Table of Contents
ISRN Zoology
Volume 2011, Article ID 215950, 12 pages
http://dx.doi.org/10.5402/2011/215950
Research Article

Reproductive Biology of Round Herring Etrumeus teres (Dekay, 1842) from the Egyptian Mediterranean Water at Alexandria

1Department of Zoology, Faculty of Science, Al-Azhar University, Assiut Branch, Assiut 71524, Egypt
2Leibniz-Institute of Freshwater Ecology and Inland Fisheries, 12587 Berlin, Germany
3Fishery Biology Lab, National Institute of Oceanography and Fisheries, Kait-Bey, Alexandria, Egypt

Received 24 January 2011; Accepted 1 March 2011

Academic Editors: A. Pagano and A. Robins

Copyright © 2011 Alaa G. M. Osman et al. This is an open access article distributed under the Creative Commons Attribution License, which permits unrestricted use, distribution, and reproduction in any medium, provided the original work is properly cited.

Abstract

Maturity stages of round herring Etrumeus teres were divided anatomically into six stages.
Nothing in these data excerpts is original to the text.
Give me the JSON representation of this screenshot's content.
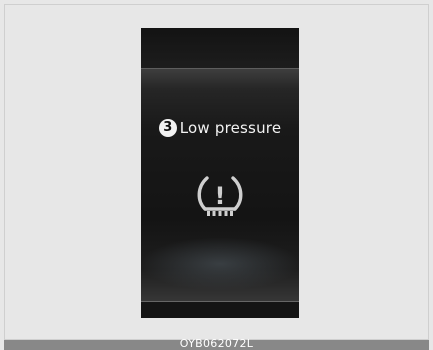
{
  "display": {
    "message_number": "3",
    "message_text": "Low pressure",
    "warning_icon": "tpms-low-tire-pressure-icon",
    "warning_glyph": "!"
  },
  "caption": {
    "code": "OYB062072L"
  },
  "colors": {
    "page_background": "#e7e7e7",
    "display_background": "#1a1a1a",
    "icon_color": "#cfcfcf",
    "text_color": "#f2f2f2"
  }
}
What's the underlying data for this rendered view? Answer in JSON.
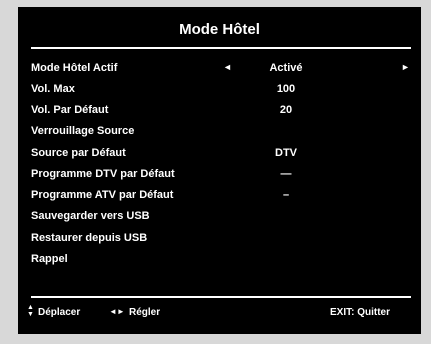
{
  "menu": {
    "title": "Mode Hôtel",
    "items": [
      {
        "label": "Mode Hôtel Actif",
        "value": "Activé",
        "has_arrows": true
      },
      {
        "label": "Vol. Max",
        "value": "100"
      },
      {
        "label": "Vol. Par Défaut",
        "value": "20"
      },
      {
        "label": "Verrouillage Source",
        "value": ""
      },
      {
        "label": "Source par Défaut",
        "value": "DTV"
      },
      {
        "label": "Programme DTV par Défaut",
        "value": "—"
      },
      {
        "label": "Programme ATV par Défaut",
        "value": "–"
      },
      {
        "label": "Sauvegarder vers USB",
        "value": ""
      },
      {
        "label": "Restaurer depuis USB",
        "value": ""
      },
      {
        "label": "Rappel",
        "value": ""
      }
    ],
    "arrow_left": "◄",
    "arrow_right": "►"
  },
  "footer": {
    "move_icon_up": "▲",
    "move_icon_down": "▼",
    "move_label": "Déplacer",
    "adjust_icon": "◄►",
    "adjust_label": "Régler",
    "exit_label": "EXIT: Quitter"
  },
  "colors": {
    "background": "#000000",
    "text": "#ffffff",
    "outer": "#d8d8d8"
  }
}
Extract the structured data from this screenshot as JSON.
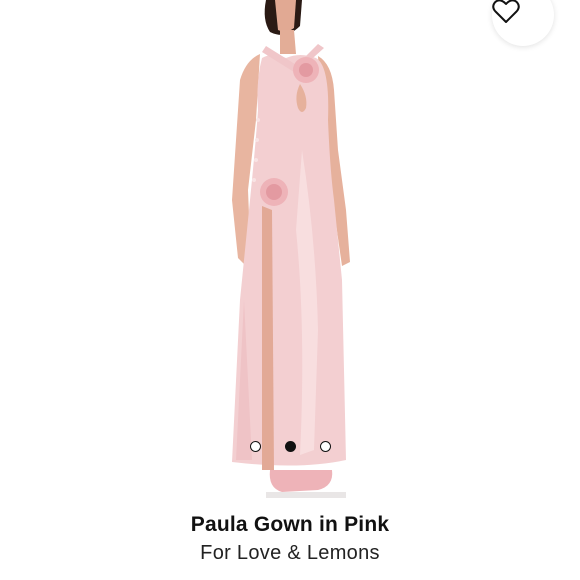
{
  "product": {
    "name": "Paula Gown in Pink",
    "brand": "For Love & Lemons"
  },
  "wishlist": {
    "icon": "heart-icon"
  },
  "carousel": {
    "count": 3,
    "active_index": 1
  },
  "colors": {
    "gown": "#f3cfd1",
    "skin": "#e7b39f",
    "accent": "#111111"
  }
}
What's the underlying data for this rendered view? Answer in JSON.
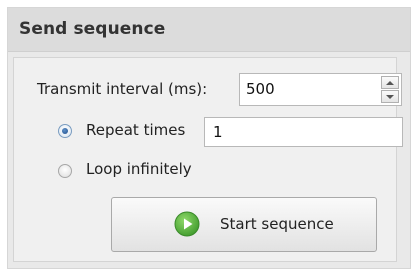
{
  "panel": {
    "title": "Send sequence"
  },
  "interval": {
    "label": "Transmit interval (ms):",
    "value": "500"
  },
  "repeat": {
    "label": "Repeat times",
    "value": "1",
    "selected": true
  },
  "loop": {
    "label": "Loop infinitely",
    "selected": false
  },
  "start_button": {
    "label": "Start sequence",
    "icon": "play-icon",
    "icon_color": "#4caf3a"
  }
}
Monthly distribution of such maturity stages showed that E. teres had prolonged spawning season extended from December to May for females and to July for males. The observed sex ratio was 1 : 2 (male: female). Gonadosomatic index (GSI) values were high during breeding season for both sexes. Hepatosomatic index (HIS) values for females increased from December to April and from December to July for males. Both sexes of E. teres showed the same correlation between GSI and HSI during their breeding season. The absolute and relative fecundity increased with increasing of length and weight. Histologically, the ovarian cycle of E. teres was classified into six stages and the testicular cycle into five stages. Female of E. teres was a multiple spawner and had prolonged spawning season with a group-synchronous ovarian which contained oocytes at all stages of development. Also, different sizes of spermatocytes at different developmental stages of maturation were observed during the same season. This may reflect the suitability of the specific reproductive behavior of male and its adaptation to the prolonged spawning season with females.